Your energy was via solar or wind power, and your liquids were well water, septic, and leach fields. Law? Well, that was a combination of firepower and the judicious use of roll-downs for every window, door, chicken coop, and greenhouse on her farm. In the Outs, you didn’t go outside once the sun set—which made the sunset candle lighting a challenge.

We’d always made do. Our “sunset” was noon for the purposes of holidays with friends. The alternative was staying over, and that was complicated sometimes with the way I beckoned to dead things. Mama Lauren could cope, but I didn’t want my friends to wake up to draugr clawing at the walls to get in.

We crawled down the pitted lane, and Eli’s steering managed to avoid pits that seemed likely to swallow his car whole. Maybe it was nerves, but I wasn’t feeling like talking. I clung to the “oh shit” handle on the door as we bounced along.

Mama Lauren was expecting me, so she stood outside watching for us. Her hair was starting to gray, and she’d pulled it back into a long braid for a change. It was almost always tied up in a knot, but today it was bound in a braid that reached past her hips. My tresses might be blue-dyed, but the thick coils were obviously from her genes.

She had on her usual tall boots, dress, and a pair of pistols holstered at her hips. Today an apron covered the dress. Her hand rested on the butt of one of those guns until she saw me step out of Eli’s car.

I flowed toward her before anyone else was out of the cars.

“Eli’s here,” I said. “Alice, too. Please, don’t hex either of them.”

Mama Lauren laughed and swept me into a hug that reminded me that she was strong for her age. Honestly, she was strong for my age. “You worry too much, bubeleh.”

Then she was off to greet my friends. “No Yule log, my darlings! I do have the menorah in the window, but . . .” I tuned her out and watched Eli.

I think she enjoyed the confusion her mix of Yiddish, Hebrew, and pagan terms caused a lot of people, but honestly, none of my friends blinked at it today. I’m not sure they ever did.

I wondered, though, what Eli would think.

He waited until everyone had greeted her, and then he bowed so deeply you’d think she was royalty. “It is my honor to meet you. I am not nor will I be worthy of the gift that is your daughter’s attention.”

“True.” Mama Lauren nodded at him. “Not even a prince is worthy of Geneviève. She says you are helpful, though.”

Jesse snorted in laughter.

“I do attempt to be of use,” Eli said with not a hint of laughter in his voice.

Then, my mother patted his cheeks. “That’s all any of us can do.” She looked over at Jesse and swatted him. “You! You haven’t visited your family.”

“Yes, Mama Lauren,” he said, laughter vanishing. Jesse had been my childhood bestie, so he was well aware of my mother’s temper—and her stinging hexes.

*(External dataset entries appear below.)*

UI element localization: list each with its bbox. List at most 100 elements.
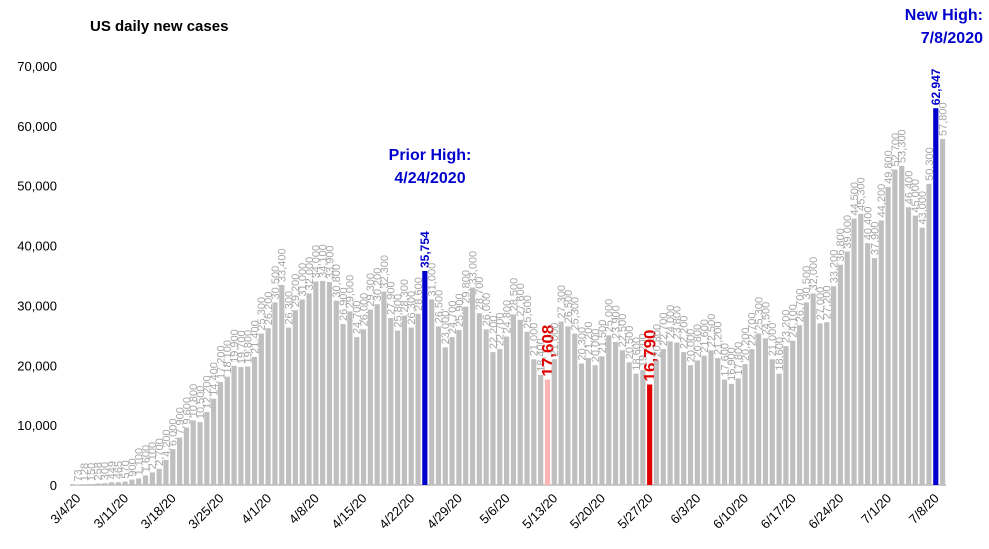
data-label: 22,700 [658, 312, 670, 346]
bar [592, 365, 598, 485]
data-label: 57,800 [937, 102, 949, 136]
data-label: 44,500 [849, 182, 861, 216]
data-label: 33,400 [277, 248, 289, 282]
bar [122, 481, 128, 485]
x-tick-label: 3/25/20 [185, 491, 226, 532]
bar [401, 315, 407, 485]
bar [238, 367, 244, 485]
data-label: 19,900 [229, 329, 241, 363]
bar [647, 384, 653, 485]
data-label: 25,300 [570, 297, 582, 331]
bar [177, 437, 183, 485]
x-tick-label: 6/24/20 [805, 491, 846, 532]
bar [483, 329, 489, 485]
bar [728, 383, 734, 485]
bar [544, 379, 551, 485]
data-label: 17,600 [719, 343, 731, 377]
bar [578, 363, 585, 485]
data-label: 34,000 [311, 245, 323, 279]
data-label: 28,500 [508, 278, 520, 312]
bar [320, 280, 326, 485]
bar [708, 350, 714, 485]
bar [858, 213, 864, 485]
data-label: 32,000 [304, 257, 316, 291]
data-label: 26,300 [283, 291, 295, 325]
bar [251, 356, 258, 485]
chart-title: US daily new cases [90, 18, 228, 35]
data-label: 33,000 [467, 251, 479, 285]
bar [136, 478, 142, 485]
bar [926, 183, 932, 485]
bar [102, 483, 108, 485]
data-label: 23,800 [672, 306, 684, 340]
bar [565, 326, 571, 485]
bar [790, 340, 796, 485]
data-label: 14,400 [209, 362, 221, 396]
bar [667, 341, 673, 485]
bar [776, 373, 782, 485]
data-label: 25,800 [392, 294, 404, 328]
data-label: 27,900 [386, 281, 398, 315]
data-label: 22,500 [706, 314, 718, 348]
data-label: 20,000 [590, 329, 602, 363]
data-label: 30,500 [801, 266, 813, 300]
y-tick-label: 70,000 [17, 59, 57, 74]
data-label: 49,800 [883, 150, 895, 184]
annotation: Prior High: [389, 147, 472, 164]
bar [517, 319, 523, 485]
bar [190, 420, 196, 485]
bar [701, 355, 707, 485]
data-label: 27,600 [515, 283, 527, 317]
bar [245, 366, 251, 485]
data-label: 258 [93, 462, 105, 480]
data-label: 62,947 [929, 68, 943, 105]
data-label: 36,800 [835, 228, 847, 262]
bar [490, 352, 496, 485]
data-label: 21,600 [699, 319, 711, 353]
data-label: 28,600 [413, 277, 425, 311]
data-label: 128 [79, 463, 91, 481]
data-label: 24,700 [352, 300, 364, 334]
bar [599, 356, 605, 485]
bar [762, 338, 769, 485]
data-label: 33,900 [324, 245, 336, 279]
data-label: 52,700 [890, 133, 902, 167]
data-label: 24,800 [501, 300, 513, 334]
data-label: 27,300 [556, 285, 568, 319]
data-label: 18,600 [774, 337, 786, 371]
data-label: 21,000 [529, 323, 541, 357]
x-tick-label: 6/3/20 [667, 491, 703, 527]
data-label: 29,300 [365, 273, 377, 307]
bar [769, 359, 775, 485]
data-label: 4,200 [161, 429, 173, 457]
bar [204, 411, 210, 485]
data-label: 33,200 [828, 250, 840, 284]
bar [340, 323, 346, 485]
bar [163, 459, 169, 485]
data-label: 9,600 [181, 397, 193, 425]
data-label: 53,300 [897, 129, 909, 163]
data-label: 46,400 [903, 171, 915, 205]
data-label: 29,000 [345, 275, 357, 309]
data-label: 7,900 [174, 407, 186, 435]
bar [381, 291, 387, 485]
data-label: 19,700 [236, 330, 248, 364]
data-label: 24,000 [665, 305, 677, 339]
x-tick-label: 3/18/20 [138, 491, 179, 532]
data-label: 24,100 [788, 304, 800, 338]
data-label: 21,400 [249, 320, 261, 354]
y-tick-label: 60,000 [17, 119, 57, 134]
data-label: 21,200 [713, 321, 725, 355]
bar [783, 346, 789, 485]
bar [844, 251, 850, 485]
bar [681, 352, 687, 485]
data-label: 23,000 [440, 311, 452, 345]
data-label: 22,200 [488, 315, 500, 349]
bar [442, 347, 448, 485]
bar [640, 370, 646, 485]
data-label: 23,200 [781, 309, 793, 343]
bar [837, 264, 843, 485]
data-label: 28,700 [474, 277, 486, 311]
bar [905, 207, 912, 485]
x-tick-label: 5/6/20 [477, 491, 513, 527]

But then my mother looked down at Jesse’s hand, holding on to Christy’s. “At least you figured that out.”

She shooed us into the house, where she’d set a table that no city restaurant could match. That was the not-so-secret truth of life in the Outs: there were things aplenty that might kill you, but there were also benefits. For someone so bound to the soil, someone who grew her own food and herbs, there was no contest.

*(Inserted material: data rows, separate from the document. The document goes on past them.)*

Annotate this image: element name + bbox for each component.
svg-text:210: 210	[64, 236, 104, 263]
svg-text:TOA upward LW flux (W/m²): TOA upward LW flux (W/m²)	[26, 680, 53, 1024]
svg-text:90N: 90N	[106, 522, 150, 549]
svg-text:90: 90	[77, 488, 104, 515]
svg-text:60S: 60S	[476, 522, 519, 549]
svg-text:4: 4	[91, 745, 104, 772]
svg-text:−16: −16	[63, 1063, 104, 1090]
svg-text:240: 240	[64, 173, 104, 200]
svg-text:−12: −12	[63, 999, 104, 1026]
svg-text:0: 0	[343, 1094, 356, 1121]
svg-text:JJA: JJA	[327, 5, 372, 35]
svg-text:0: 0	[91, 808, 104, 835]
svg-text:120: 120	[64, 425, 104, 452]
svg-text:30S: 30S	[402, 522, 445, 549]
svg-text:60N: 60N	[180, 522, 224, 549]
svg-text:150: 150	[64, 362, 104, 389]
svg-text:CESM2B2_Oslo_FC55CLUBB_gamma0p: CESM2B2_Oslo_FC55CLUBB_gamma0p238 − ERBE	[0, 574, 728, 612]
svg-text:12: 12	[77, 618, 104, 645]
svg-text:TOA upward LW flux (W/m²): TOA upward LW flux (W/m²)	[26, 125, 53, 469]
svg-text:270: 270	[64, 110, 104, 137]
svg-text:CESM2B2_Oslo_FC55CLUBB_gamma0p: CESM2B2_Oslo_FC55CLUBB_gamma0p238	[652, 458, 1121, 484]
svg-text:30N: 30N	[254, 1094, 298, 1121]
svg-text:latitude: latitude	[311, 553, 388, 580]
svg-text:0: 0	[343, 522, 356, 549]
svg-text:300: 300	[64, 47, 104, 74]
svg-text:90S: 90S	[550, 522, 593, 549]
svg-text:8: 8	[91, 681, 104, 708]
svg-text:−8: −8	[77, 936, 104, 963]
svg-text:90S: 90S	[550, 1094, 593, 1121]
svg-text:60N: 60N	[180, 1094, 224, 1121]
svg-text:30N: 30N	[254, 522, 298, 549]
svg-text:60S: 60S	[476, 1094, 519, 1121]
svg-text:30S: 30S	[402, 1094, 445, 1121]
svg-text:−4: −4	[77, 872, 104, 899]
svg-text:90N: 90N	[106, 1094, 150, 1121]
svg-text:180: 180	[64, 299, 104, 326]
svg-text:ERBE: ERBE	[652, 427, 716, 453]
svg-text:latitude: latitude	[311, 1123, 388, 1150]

Later, when I had fewer witnesses I’d ask my mother about the blood. For now, I simply asked for a “pick-me-up” and downed whatever concoctions she handed me during our visit. I wasn’t typically this compliant, but I wasn’t ready for my mother or friends to discover how much I needed the blood martinis that Alice made me.

And Alice was, for all her cheery remarks, looking tired. So, I was without my martinis for a few days. Maybe I lied to her that I was fine, but I wasn’t going to leech away her energy when she was clearly donating too much.

We all tucked into our odd version of a holiday, knowing that I would much rather stay for several days, and no one remarked on the way that Sera and Christy both kept track of the time. Holiday or not, the draugr would come if I was out here after hours—and after my run-in with Harold, I’d really rather have a draugr free event.